The Sailor Who Fell From Grace With The Sea
The scandal over the death at Gila Bend ended Sarah’s first marriage to Robert Bolt, and even though she never revealed her suspicions about what really happened to David Whiting, she feared she had been blacklisted from major projects.
She received no more work through her agents for many years and says her roles only came from chance meetings with directors and producers.
Martin Poll was the producer of ‘The Man Who Loved Cat Dancing’. Sarah claims he knew what really happened to David Whiting, too, and perhaps out of guilt over the way she was treated by Jim Aubrey finally offered her another major role. She became the female lead opposite Kris Kristofferson in his adaptation of Yokio Mishima’s classic novel, ‘The Sailor Who Fell from Grace with the Sea’.
It was to be shot in Dartmouth, Devon.
Sarah had to perform the most personal, most vulnerable scene of her acting career.
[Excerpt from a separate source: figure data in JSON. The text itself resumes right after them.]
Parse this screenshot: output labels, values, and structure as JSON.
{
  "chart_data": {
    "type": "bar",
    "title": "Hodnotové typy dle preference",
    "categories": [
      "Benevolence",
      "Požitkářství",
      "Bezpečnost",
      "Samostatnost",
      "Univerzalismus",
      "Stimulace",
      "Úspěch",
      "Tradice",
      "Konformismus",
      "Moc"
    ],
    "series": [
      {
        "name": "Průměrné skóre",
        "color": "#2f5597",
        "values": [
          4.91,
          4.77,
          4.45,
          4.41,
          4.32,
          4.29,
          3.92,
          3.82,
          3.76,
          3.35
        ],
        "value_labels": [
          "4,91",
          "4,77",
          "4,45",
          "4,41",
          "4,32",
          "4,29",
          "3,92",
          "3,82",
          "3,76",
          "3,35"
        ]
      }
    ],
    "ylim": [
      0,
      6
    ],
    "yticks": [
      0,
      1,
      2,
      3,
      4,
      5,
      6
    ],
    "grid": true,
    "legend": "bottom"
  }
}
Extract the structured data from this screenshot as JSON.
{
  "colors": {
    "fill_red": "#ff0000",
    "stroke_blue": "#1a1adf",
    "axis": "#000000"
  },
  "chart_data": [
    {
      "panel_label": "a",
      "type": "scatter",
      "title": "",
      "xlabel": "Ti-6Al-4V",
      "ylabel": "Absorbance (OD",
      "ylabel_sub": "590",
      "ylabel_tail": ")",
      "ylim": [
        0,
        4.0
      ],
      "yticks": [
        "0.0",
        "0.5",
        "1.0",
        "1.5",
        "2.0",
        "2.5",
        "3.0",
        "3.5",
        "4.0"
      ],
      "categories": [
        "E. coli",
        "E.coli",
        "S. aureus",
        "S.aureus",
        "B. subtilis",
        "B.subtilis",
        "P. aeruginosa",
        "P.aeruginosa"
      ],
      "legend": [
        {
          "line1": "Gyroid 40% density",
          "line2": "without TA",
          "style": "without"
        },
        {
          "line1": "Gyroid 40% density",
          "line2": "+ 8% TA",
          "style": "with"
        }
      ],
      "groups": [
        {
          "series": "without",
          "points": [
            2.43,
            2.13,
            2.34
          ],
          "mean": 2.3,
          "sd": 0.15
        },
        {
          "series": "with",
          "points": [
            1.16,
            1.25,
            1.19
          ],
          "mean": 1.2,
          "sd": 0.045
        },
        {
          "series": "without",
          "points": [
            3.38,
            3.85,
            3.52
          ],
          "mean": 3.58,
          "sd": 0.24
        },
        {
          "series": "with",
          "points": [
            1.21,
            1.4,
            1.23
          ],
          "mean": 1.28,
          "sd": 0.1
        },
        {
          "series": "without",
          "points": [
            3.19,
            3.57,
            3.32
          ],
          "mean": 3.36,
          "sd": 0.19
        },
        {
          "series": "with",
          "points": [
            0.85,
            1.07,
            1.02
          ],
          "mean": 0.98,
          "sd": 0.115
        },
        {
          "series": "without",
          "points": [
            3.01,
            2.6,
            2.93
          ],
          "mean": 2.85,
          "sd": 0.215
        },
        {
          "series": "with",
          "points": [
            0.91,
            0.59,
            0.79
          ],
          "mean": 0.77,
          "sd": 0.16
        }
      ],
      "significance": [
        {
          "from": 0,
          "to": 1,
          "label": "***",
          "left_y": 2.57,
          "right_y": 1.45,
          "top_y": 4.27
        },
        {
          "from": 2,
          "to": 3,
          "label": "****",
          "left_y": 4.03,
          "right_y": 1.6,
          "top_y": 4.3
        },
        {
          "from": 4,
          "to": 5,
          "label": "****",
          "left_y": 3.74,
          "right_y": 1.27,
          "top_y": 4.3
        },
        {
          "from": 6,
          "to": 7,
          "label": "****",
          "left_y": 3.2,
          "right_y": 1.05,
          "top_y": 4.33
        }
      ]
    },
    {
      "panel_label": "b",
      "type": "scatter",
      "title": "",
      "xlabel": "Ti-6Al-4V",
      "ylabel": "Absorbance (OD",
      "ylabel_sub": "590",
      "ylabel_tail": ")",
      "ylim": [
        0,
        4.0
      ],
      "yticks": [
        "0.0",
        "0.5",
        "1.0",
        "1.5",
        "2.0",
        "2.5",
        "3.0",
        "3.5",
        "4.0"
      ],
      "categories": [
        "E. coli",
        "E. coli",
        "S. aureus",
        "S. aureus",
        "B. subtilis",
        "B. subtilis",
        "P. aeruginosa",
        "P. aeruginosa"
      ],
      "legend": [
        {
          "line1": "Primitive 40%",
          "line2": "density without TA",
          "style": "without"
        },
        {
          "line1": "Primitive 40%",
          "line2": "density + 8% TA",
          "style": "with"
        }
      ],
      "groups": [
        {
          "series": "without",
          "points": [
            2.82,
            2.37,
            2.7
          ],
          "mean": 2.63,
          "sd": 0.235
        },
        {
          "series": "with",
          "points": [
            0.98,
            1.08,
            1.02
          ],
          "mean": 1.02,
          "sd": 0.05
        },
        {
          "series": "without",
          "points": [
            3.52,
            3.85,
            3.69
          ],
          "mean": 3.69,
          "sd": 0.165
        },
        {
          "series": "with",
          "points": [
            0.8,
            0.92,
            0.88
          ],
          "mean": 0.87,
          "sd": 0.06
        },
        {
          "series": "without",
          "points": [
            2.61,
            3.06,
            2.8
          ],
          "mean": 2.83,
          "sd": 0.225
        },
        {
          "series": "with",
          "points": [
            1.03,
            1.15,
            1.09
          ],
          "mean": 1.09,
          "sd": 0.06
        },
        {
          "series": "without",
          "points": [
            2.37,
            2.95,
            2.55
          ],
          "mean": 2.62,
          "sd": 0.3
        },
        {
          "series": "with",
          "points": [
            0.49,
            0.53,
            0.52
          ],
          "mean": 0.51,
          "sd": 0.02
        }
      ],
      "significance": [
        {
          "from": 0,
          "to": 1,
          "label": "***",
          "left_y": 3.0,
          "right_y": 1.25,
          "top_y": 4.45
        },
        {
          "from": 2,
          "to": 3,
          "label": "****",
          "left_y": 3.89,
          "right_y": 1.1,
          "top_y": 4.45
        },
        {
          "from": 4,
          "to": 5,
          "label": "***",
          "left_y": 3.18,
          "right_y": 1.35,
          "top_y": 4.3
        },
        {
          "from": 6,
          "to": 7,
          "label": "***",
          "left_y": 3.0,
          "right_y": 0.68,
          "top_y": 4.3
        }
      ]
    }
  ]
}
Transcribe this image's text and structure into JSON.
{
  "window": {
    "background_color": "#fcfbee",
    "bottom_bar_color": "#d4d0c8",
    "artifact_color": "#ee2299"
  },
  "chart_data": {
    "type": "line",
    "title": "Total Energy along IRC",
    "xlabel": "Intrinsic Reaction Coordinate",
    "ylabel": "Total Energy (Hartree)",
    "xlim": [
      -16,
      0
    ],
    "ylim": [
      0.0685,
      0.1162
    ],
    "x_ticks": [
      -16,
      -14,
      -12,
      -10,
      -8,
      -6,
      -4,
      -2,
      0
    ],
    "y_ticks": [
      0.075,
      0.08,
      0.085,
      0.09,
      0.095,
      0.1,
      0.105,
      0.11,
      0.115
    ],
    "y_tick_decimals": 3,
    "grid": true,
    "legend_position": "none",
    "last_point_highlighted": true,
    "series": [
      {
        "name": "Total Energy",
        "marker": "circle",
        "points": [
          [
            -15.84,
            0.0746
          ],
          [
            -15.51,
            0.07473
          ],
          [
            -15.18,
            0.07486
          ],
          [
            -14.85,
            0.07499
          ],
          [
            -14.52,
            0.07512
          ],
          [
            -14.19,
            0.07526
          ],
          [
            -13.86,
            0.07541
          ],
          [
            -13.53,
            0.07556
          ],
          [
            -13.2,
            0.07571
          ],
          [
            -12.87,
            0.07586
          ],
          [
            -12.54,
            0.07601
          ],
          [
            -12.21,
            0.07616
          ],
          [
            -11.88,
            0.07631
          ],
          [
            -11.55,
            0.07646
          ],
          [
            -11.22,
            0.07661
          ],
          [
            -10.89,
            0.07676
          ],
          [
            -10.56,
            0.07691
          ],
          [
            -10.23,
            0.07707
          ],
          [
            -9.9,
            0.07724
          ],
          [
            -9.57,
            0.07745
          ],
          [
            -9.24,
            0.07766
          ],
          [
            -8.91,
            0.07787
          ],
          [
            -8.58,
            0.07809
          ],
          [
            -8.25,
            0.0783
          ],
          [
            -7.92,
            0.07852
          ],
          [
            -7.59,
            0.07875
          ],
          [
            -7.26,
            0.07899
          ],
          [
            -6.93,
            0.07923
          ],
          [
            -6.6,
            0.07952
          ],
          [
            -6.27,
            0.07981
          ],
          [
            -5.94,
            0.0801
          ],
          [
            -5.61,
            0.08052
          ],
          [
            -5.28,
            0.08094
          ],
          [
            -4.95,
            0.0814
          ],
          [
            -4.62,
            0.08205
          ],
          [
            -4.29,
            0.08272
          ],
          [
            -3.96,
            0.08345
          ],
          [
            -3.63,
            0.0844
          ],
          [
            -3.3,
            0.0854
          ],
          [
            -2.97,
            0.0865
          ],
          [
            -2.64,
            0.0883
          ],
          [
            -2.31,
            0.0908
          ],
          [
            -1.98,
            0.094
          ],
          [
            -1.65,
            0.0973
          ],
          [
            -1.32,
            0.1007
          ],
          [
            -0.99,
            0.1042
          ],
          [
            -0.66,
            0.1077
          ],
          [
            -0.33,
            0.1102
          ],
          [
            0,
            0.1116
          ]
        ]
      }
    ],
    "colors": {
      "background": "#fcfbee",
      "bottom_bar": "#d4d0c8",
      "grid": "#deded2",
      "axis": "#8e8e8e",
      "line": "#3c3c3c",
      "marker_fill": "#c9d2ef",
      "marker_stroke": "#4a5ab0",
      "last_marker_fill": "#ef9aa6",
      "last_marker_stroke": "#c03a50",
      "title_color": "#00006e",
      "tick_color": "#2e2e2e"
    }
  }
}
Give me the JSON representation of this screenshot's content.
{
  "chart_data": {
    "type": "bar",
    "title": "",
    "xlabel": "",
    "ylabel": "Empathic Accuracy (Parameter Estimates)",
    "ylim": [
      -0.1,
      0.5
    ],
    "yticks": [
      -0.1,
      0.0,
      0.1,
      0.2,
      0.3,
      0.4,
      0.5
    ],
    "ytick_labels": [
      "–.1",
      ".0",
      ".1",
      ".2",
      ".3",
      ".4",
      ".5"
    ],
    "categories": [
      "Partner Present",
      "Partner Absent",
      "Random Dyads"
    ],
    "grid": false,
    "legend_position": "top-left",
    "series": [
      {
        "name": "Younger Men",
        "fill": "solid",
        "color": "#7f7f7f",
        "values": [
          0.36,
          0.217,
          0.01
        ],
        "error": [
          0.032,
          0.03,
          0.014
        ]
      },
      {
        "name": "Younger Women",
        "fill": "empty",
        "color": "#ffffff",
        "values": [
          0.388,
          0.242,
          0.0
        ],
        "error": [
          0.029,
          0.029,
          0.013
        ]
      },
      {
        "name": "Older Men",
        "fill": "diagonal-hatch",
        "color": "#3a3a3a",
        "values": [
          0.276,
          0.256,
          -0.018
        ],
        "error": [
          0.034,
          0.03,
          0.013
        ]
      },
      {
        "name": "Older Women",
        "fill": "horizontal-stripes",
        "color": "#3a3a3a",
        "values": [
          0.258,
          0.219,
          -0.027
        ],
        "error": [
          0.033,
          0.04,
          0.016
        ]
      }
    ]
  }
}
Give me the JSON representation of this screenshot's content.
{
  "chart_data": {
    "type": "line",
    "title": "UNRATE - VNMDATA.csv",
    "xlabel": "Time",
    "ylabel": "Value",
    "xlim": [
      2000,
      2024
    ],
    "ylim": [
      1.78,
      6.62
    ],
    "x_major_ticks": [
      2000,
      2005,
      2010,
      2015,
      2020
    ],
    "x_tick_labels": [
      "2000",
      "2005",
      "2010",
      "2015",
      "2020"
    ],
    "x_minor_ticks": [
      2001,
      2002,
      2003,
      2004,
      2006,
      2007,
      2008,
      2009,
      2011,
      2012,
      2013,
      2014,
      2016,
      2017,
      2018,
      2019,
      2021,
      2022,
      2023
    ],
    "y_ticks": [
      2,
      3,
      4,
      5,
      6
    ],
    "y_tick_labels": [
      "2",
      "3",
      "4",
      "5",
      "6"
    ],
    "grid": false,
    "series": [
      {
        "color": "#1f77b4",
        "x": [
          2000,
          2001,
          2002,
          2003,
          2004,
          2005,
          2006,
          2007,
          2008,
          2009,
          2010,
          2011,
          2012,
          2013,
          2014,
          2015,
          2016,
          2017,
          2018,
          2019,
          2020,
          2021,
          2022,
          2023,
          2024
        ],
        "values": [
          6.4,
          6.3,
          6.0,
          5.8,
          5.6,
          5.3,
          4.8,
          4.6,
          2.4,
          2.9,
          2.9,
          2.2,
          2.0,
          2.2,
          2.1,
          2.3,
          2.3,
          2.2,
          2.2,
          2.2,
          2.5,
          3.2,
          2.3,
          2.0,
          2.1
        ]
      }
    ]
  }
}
Her challenge was to shine a truthful light on the loneliness depicted in a woman’s private moments, as she pleasures herself within the safety of her bedroom, her inner sanctum.
She wanted to reach up high enough into Mishima’s beautiful novel to become worthy of its haunting descriptive passages and bring some erotic, lonely elegance to that taboo subject matter, never touched upon on film back then.
It required all the fearlessness and inner strength that she could muster.
The depth of her own vulnerability in the run up to filming such subject matter caused her to stop eating for three days.
Yet once she saw herself on the screen the next evening, watching rushes, (dailies), all the fear, lack of hunger and aloneness she had experienced during shooting, evaporated, because she had done astonishing work.
Escaping The Casting Couch
Sarah reunited with her ex-husband Robert Bolt in the 1980s and planned to remarry him.
Following the success of the films ‘White Mischief’ and ‘Hope and Glory’ in 1987, she was at a charity dinner with the iconic stage director Peter Hall at her table. He pleaded with Sarah to play his ‘Imogen’ in his new National Theatre production of Shakespeare’s ‘Cymbeline’.
Sarah made him audition her first because he was renowned for demanding his plays being performed his way.
She said he loved her audition, and went on and on about it. During rehearsals Hall flirted with her outrageously, though, and she said that was the case for many actresses who worked with him at the National Theatre.
Sarah later claimed that Hall was also having a relationship with his publicist at the time, and also directing his opera singing wife, Maria Ewing, in the first naked ‘Salome’ production at the Royal Opera House.
She said ‘Cymbeline ‘was going as well as could be expected, considering Hall rarely showed up to rehearsals, due to his wife finding nakedness a “trifle tricky” at the Royal Opera House.
He never gave Sarah notes on direction whatsoever, just flirted with her.
One day, with almost six weeks of rehearsal still to go before opening, Sarah was told that Peter wanted to talk to her in his office.
As soon as she arrived, he was all over her like a rash, and she had to fight – really fight – her way out from beneath him. She scurried to the door and clumsily said as she left: “There seems to be some mistake.”
Peter was an old friend of Robert Bolt and knew he and Sarah were marrying for the second time the following Saturday in Hammersmith Church.
The day after the wedding was the sunniest, rarest blue day ever. Peter Hall rang around noon.
“Oh, Hello Peter, have you noticed what a special blue the sky is today?” Sarah asked, full of fresh, married bliss.
“You are no longer my Imogen, you’re fired,” he grumbled before hanging up. He told the media Sarah wasn’t up to performing in the theatre. He really went to town, and it was headline news everywhere.
Sarah was never offered anything worthy on the stage again and only occasionally appeared in television roles.